During a field trip to Trenton-Hamilton Marsh, spanning parts of Bordentown and Hamilton N.J., on Saturday, June 12, approximately 15 alumni, faculty members and guests were able to gain a glimpse into Leck’s work inside the John A. Roebling Memorial Park. Leck has conducted research on seed germination and has led countless field trips to the marsh since 1975.
The recent field trip was an idea that evolved from a conversation between Dr. Jonathan Yavelow, assistant dean of the College of Liberal Arts, Education, and Sciences, and Wright B. Seneres ’97, chair of the Science Alumni Affinity Chapter and an environmental scientist at Bach Associates, PC, in Haddon Heights, N.J.
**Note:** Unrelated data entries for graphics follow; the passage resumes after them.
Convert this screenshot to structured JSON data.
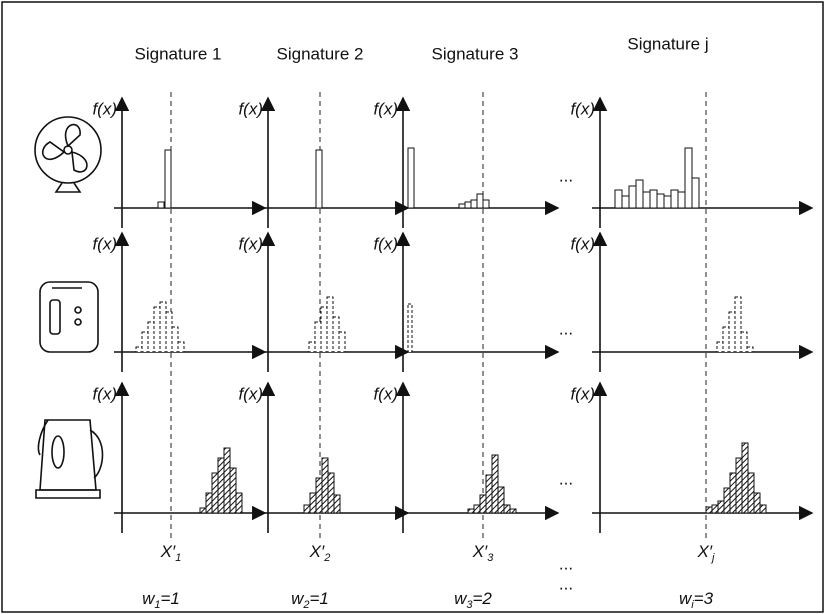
{
  "columns": [
    "Signature 1",
    "Signature 2",
    "Signature 3",
    "Signature j"
  ],
  "axis_label": "f(x)",
  "ellipsis": "...",
  "thresholds": [
    {
      "base": "X′",
      "sub": "1"
    },
    {
      "base": "X′",
      "sub": "2"
    },
    {
      "base": "X′",
      "sub": "3"
    },
    {
      "base": "X′",
      "sub": "j"
    }
  ],
  "weights": [
    {
      "base": "w",
      "sub": "1",
      "rest": "=1"
    },
    {
      "base": "w",
      "sub": "2",
      "rest": "=1"
    },
    {
      "base": "w",
      "sub": "3",
      "rest": "=2"
    },
    {
      "base": "w",
      "sub": "i",
      "rest": "=3"
    }
  ]
}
As Leck led the group on a walking tour of Watson Woods and Abbott Bluff trails, she pointed out Jewelweed, a green leaf plant with orange and red flowers, which first attracted her to the area. Jewelweed has long been used to treat poison ivy, rashes and other skin disorders. Later, Leck showed another type of herbal plant, Leonurus or Motherwort, which has been used to treat heart conditions and pregnancy complications. Those plants are among the 900 species of plants identified by Leck and her husband, Charles, in the marsh area.
Leck explained that the freshwater marsh is not only rich in wildlife, but also history. The Watson House, built in 1708, is the oldest house in Mercer County. Indian artifacts dating back almost 10,000 years have been found inside the park. In the early 1900s, the park held an amusement park, and Leck pointed out its remnants, including a crumpled stone staircase.
For some science alumni, the Reunion Weekend field trip invoked memories from their undergraduate years at Rider.
Dr. Russell Burke ’02, who was there with his wife, Candy Burke, said he remembered how Leck introduced him and his classmates to the area’s plants and algae on their field trips. In fact, during the alumni trip, when Leck asked if anyone knew the name of a particular plant, Burke immediately called it out — aerenchyma.
“I was always impressed by that system,” said Burke about the intertidal plants of the marsh. As a marine scientist at the Virginia Institute of Marine Science at The College of William & Mary, Burke studies the native oyster reefs in the York River Estuary of Chesapeake Bay and changes in the watershed. He said that he was able to apply the lessons he learned from Leck’s field trips to his current work because the ecology of intertidal areas are very similar to salt systems.
While Diane Pupa ’84 did not have any classes or field experiences with Leck, she does remember Geology trips, including the one to the Blue Ridge Mountains, which she took with her classmates and Dr. Jonathan Husch, now of Geological, Environmental, & Marine Sciences (GEMS) department.
Pupa, an environmental scientist and supervisor at the N.J. State Department of Environmental Protection, said the impact that the Rider faculty had on her was huge. “They prepared you very well for the real world,” she added.
Leck said she continues to run field trips to the marsh as a way to educate others about the ecology systems and the importance of preserving open space. She called upon one trip where she led a group of students from Trenton Central High School in the mid-1990s.
“The students were out there in hip boots. It was such a fantastic time,” Leck remembered. “It changed their attitude about science and made me aware about how important this place is as a resource for education.”